FB: Many contemporary memoirs seem to have been therapeutic
for their writers, and of course you can't begrudge people their
efforts to feel better. But great memoir writing—Primo Levi's The
Drowned and the Saved,
or Stuart Hood's Carlino, about imprisonment
in Italy during World War II, or Paula Fox's Borrowed Finery,
about imprisonment in a neglected childhood—always creates
with precision a single life lived and raises it to greater importance.
It doesn't indulge in phony poetry or operatics about suffering; it
creates the particular, and you end up seeing matters cosmically.
I engage with memoirs for what I have called elsewhere their
binocular vision:We see the little and the great at the same instant.
Important memoir writers tell us of themselves, but they show us
the vastness of existence. Many memoir writers can't do this;
they're locked into the small. I seek memoirs that will teach me
more about being an honest person in the scary, huge world.
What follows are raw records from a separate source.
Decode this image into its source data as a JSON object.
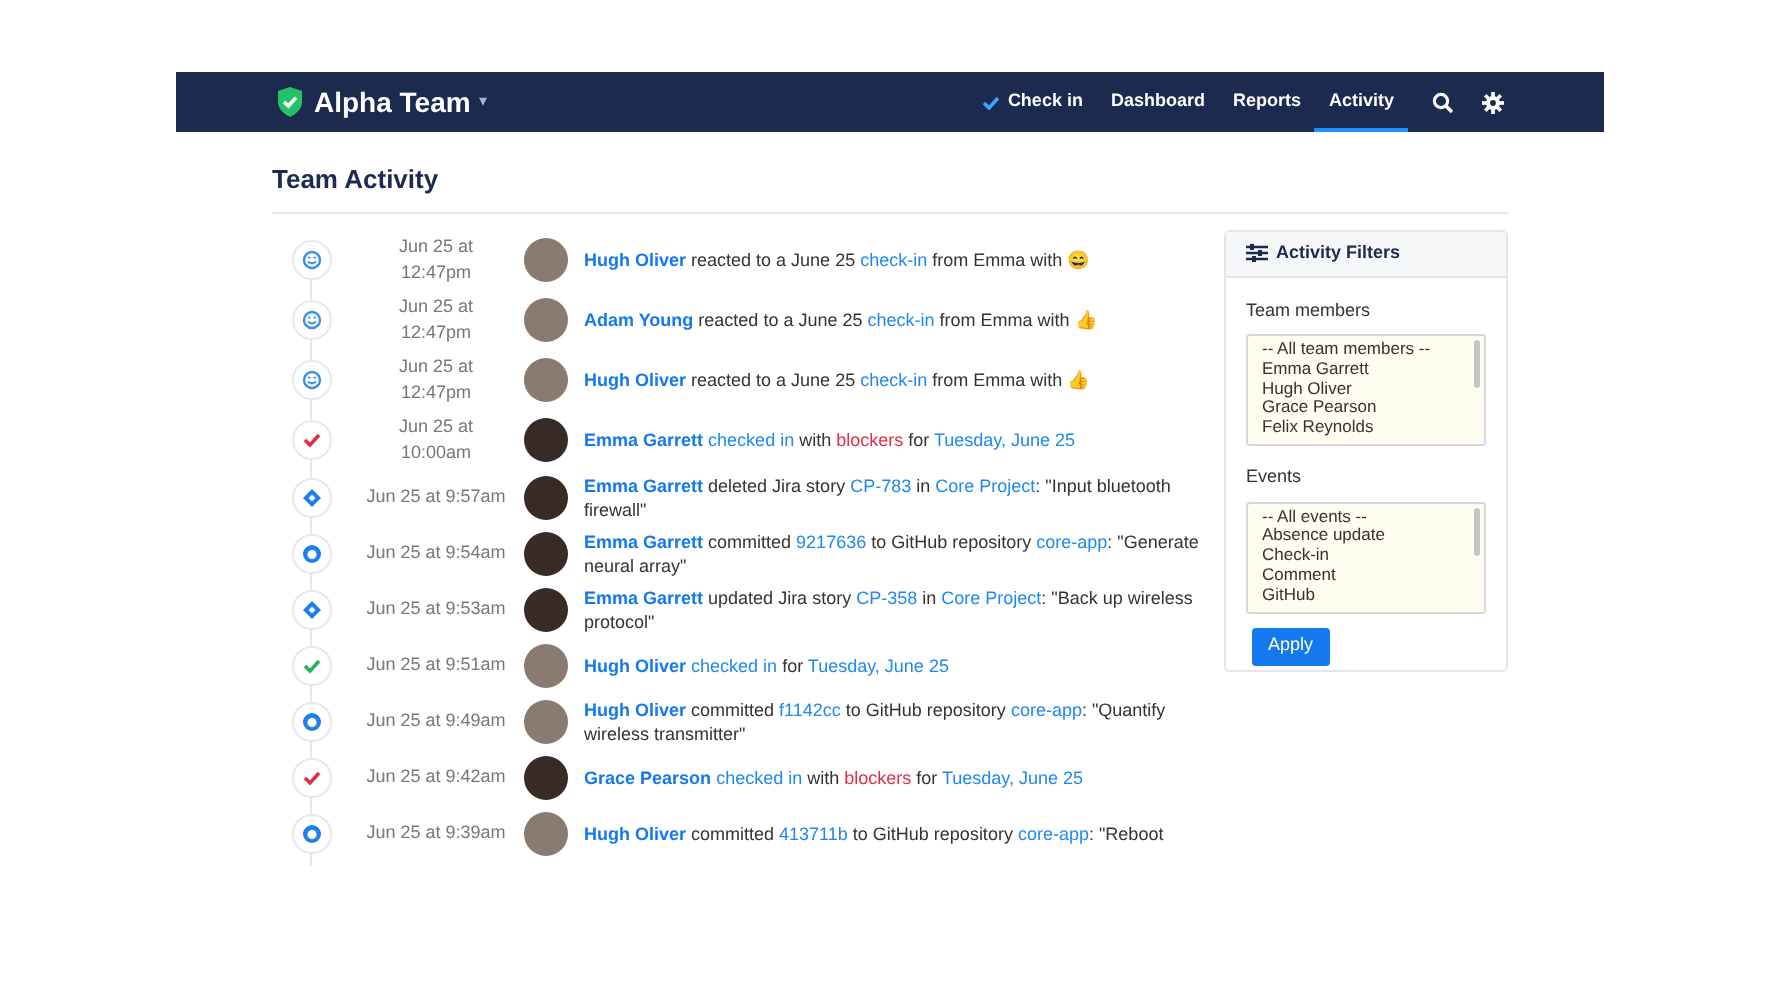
{
  "navbar": {
    "brand": "Alpha Team",
    "caret": "▾",
    "links": [
      {
        "label": "Check in",
        "kind": "checkin",
        "selected": false
      },
      {
        "label": "Dashboard",
        "kind": "plain",
        "selected": false
      },
      {
        "label": "Reports",
        "kind": "plain",
        "selected": false
      },
      {
        "label": "Activity",
        "kind": "plain",
        "selected": true
      }
    ]
  },
  "page_title": "Team Activity",
  "activities": [
    {
      "kind": "reaction",
      "time": "Jun 25 at 12:47pm",
      "parts": [
        {
          "text": "Hugh Oliver",
          "kind": "name"
        },
        {
          "text": " reacted to a June 25 ",
          "kind": "plain"
        },
        {
          "text": "check-in",
          "kind": "link"
        },
        {
          "text": " from Emma with ",
          "kind": "plain"
        },
        {
          "text": "😄",
          "kind": "emoji"
        }
      ]
    },
    {
      "kind": "reaction",
      "time": "Jun 25 at 12:47pm",
      "parts": [
        {
          "text": "Adam Young",
          "kind": "name"
        },
        {
          "text": " reacted to a June 25 ",
          "kind": "plain"
        },
        {
          "text": "check-in",
          "kind": "link"
        },
        {
          "text": " from Emma with ",
          "kind": "plain"
        },
        {
          "text": "👍",
          "kind": "emoji"
        }
      ]
    },
    {
      "kind": "reaction",
      "time": "Jun 25 at 12:47pm",
      "parts": [
        {
          "text": "Hugh Oliver",
          "kind": "name"
        },
        {
          "text": " reacted to a June 25 ",
          "kind": "plain"
        },
        {
          "text": "check-in",
          "kind": "link"
        },
        {
          "text": " from Emma with ",
          "kind": "plain"
        },
        {
          "text": "👍",
          "kind": "emoji"
        }
      ]
    },
    {
      "kind": "blocker",
      "time": "Jun 25 at 10:00am",
      "parts": [
        {
          "text": "Emma Garrett",
          "kind": "name"
        },
        {
          "text": "checked in",
          "kind": "link"
        },
        {
          "text": " with ",
          "kind": "plain"
        },
        {
          "text": "blockers",
          "kind": "danger"
        },
        {
          "text": " for ",
          "kind": "plain"
        },
        {
          "text": "Tuesday, June 25",
          "kind": "link"
        }
      ]
    },
    {
      "kind": "jira",
      "time": "Jun 25 at 9:57am",
      "parts": [
        {
          "text": "Emma Garrett",
          "kind": "name"
        },
        {
          "text": " deleted Jira story ",
          "kind": "plain"
        },
        {
          "text": "CP-783",
          "kind": "link"
        },
        {
          "text": " in ",
          "kind": "plain"
        },
        {
          "text": "Core Project",
          "kind": "link"
        },
        {
          "text": ": \"Input bluetooth firewall\"",
          "kind": "plain"
        }
      ]
    },
    {
      "kind": "github",
      "time": "Jun 25 at 9:54am",
      "parts": [
        {
          "text": "Emma Garrett",
          "kind": "name"
        },
        {
          "text": " committed ",
          "kind": "plain"
        },
        {
          "text": "9217636",
          "kind": "link"
        },
        {
          "text": " to GitHub repository ",
          "kind": "plain"
        },
        {
          "text": "core-app",
          "kind": "link"
        },
        {
          "text": ": \"Generate neural array\"",
          "kind": "plain"
        }
      ]
    },
    {
      "kind": "jira",
      "time": "Jun 25 at 9:53am",
      "parts": [
        {
          "text": "Emma Garrett",
          "kind": "name"
        },
        {
          "text": " updated Jira story ",
          "kind": "plain"
        },
        {
          "text": "CP-358",
          "kind": "link"
        },
        {
          "text": " in ",
          "kind": "plain"
        },
        {
          "text": "Core Project",
          "kind": "link"
        },
        {
          "text": ": \"Back up wireless protocol\"",
          "kind": "plain"
        }
      ]
    },
    {
      "kind": "checkin",
      "time": "Jun 25 at 9:51am",
      "parts": [
        {
          "text": "Hugh Oliver",
          "kind": "name"
        },
        {
          "text": "checked in",
          "kind": "link"
        },
        {
          "text": " for ",
          "kind": "plain"
        },
        {
          "text": "Tuesday, June 25",
          "kind": "link"
        }
      ]
    },
    {
      "kind": "github",
      "time": "Jun 25 at 9:49am",
      "parts": [
        {
          "text": "Hugh Oliver",
          "kind": "name"
        },
        {
          "text": " committed ",
          "kind": "plain"
        },
        {
          "text": "f1142cc",
          "kind": "link"
        },
        {
          "text": " to GitHub repository ",
          "kind": "plain"
        },
        {
          "text": "core-app",
          "kind": "link"
        },
        {
          "text": ": \"Quantify wireless transmitter\"",
          "kind": "plain"
        }
      ]
    },
    {
      "kind": "blocker",
      "time": "Jun 25 at 9:42am",
      "parts": [
        {
          "text": "Grace Pearson",
          "kind": "name"
        },
        {
          "text": "checked in",
          "kind": "link"
        },
        {
          "text": " with ",
          "kind": "plain"
        },
        {
          "text": "blockers",
          "kind": "danger"
        },
        {
          "text": " for ",
          "kind": "plain"
        },
        {
          "text": "Tuesday, June 25",
          "kind": "link"
        }
      ]
    },
    {
      "kind": "github",
      "time": "Jun 25 at 9:39am",
      "parts": [
        {
          "text": "Hugh Oliver",
          "kind": "name"
        },
        {
          "text": " committed ",
          "kind": "plain"
        },
        {
          "text": "413711b",
          "kind": "link"
        },
        {
          "text": " to GitHub repository ",
          "kind": "plain"
        },
        {
          "text": "core-app",
          "kind": "link"
        },
        {
          "text": ": \"Reboot",
          "kind": "plain"
        }
      ]
    }
  ],
  "filters": {
    "title": "Activity Filters",
    "groups": [
      {
        "label": "Team members",
        "options": [
          "-- All team members --",
          "Emma Garrett",
          "Hugh Oliver",
          "Grace Pearson",
          "Felix Reynolds"
        ]
      },
      {
        "label": "Events",
        "options": [
          "-- All events --",
          "Absence update",
          "Check-in",
          "Comment",
          "GitHub"
        ]
      }
    ],
    "button": "Apply"
  }
}
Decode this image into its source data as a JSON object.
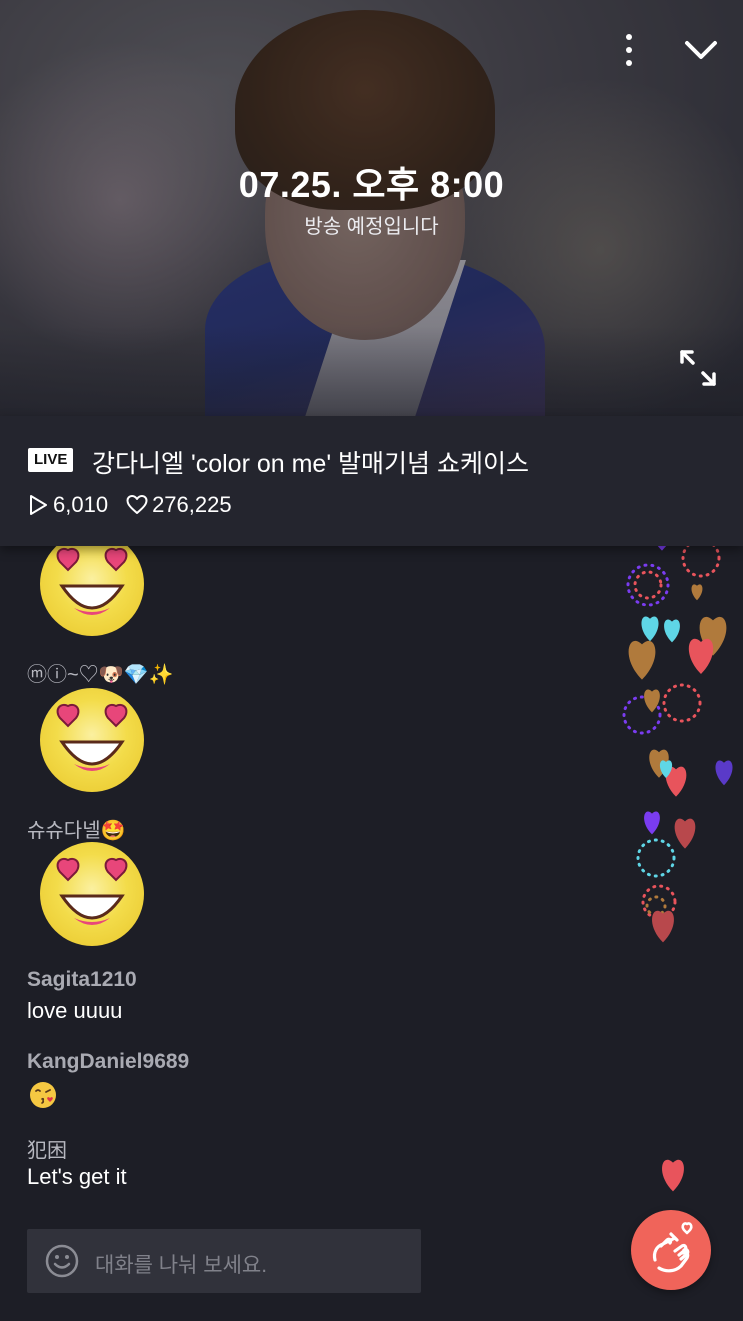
{
  "player": {
    "schedule_time": "07.25. 오후 8:00",
    "schedule_sub": "방송 예정입니다",
    "icons": [
      "more-vertical-icon",
      "chevron-down-icon",
      "expand-icon"
    ]
  },
  "info": {
    "live_badge": "LIVE",
    "title": "강다니엘 'color on me' 발매기념 쇼케이스",
    "play_count": "6,010",
    "like_count": "276,225"
  },
  "chat": {
    "messages": [
      {
        "user": "",
        "type": "sticker",
        "sticker": "heart-eyes-face"
      },
      {
        "user": "ⓜⓘ~♡🐶💎✨",
        "type": "sticker",
        "sticker": "heart-eyes-face"
      },
      {
        "user": "슈슈다넬🤩",
        "type": "sticker",
        "sticker": "heart-eyes-face"
      },
      {
        "user": "Sagita1210",
        "type": "text",
        "text": "love uuuu"
      },
      {
        "user": "KangDaniel9689",
        "type": "emoji",
        "emoji": "😘"
      },
      {
        "user": "犯困",
        "type": "text",
        "text": "Let's get it"
      }
    ]
  },
  "input": {
    "placeholder": "대화를 나눠 보세요.",
    "icon": "smile-icon"
  },
  "actions": {
    "heart_button_icon": "finger-heart-icon"
  },
  "colors": {
    "background": "#1d1e26",
    "panel": "#24252e",
    "accent": "#f0645a",
    "heart_purple": "#7a3cf0",
    "heart_brown": "#b07a3c",
    "heart_red": "#e8545c",
    "heart_cyan": "#5fd6e6"
  }
}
KN: In the scene where seventh-grader Alex presents the William
Carlos Williams poem as his own work, his teacher instructs him
to redo the assignment, to write "something you couldn't otherwise
say." Do you feel that A Memory of War says something you
could not otherwise say?

FB: I wanted very much for this novel to say something I could
otherwise not say. I want to write fiction that is artful, and I believe
that art is how we try to say what we otherwise can't. In that
regard, art and prayer work similarly, I think. My Miss Casey in
this novel is my love song to an actual Miss Casey who taught me
English in the seventh grade. And her fictive injunction is actually
my own. It is the definition of the writer's job. We must try to do
no less. And if writers come close to anything like success in saying
the unsayable, then they serve the reader as well as themselves.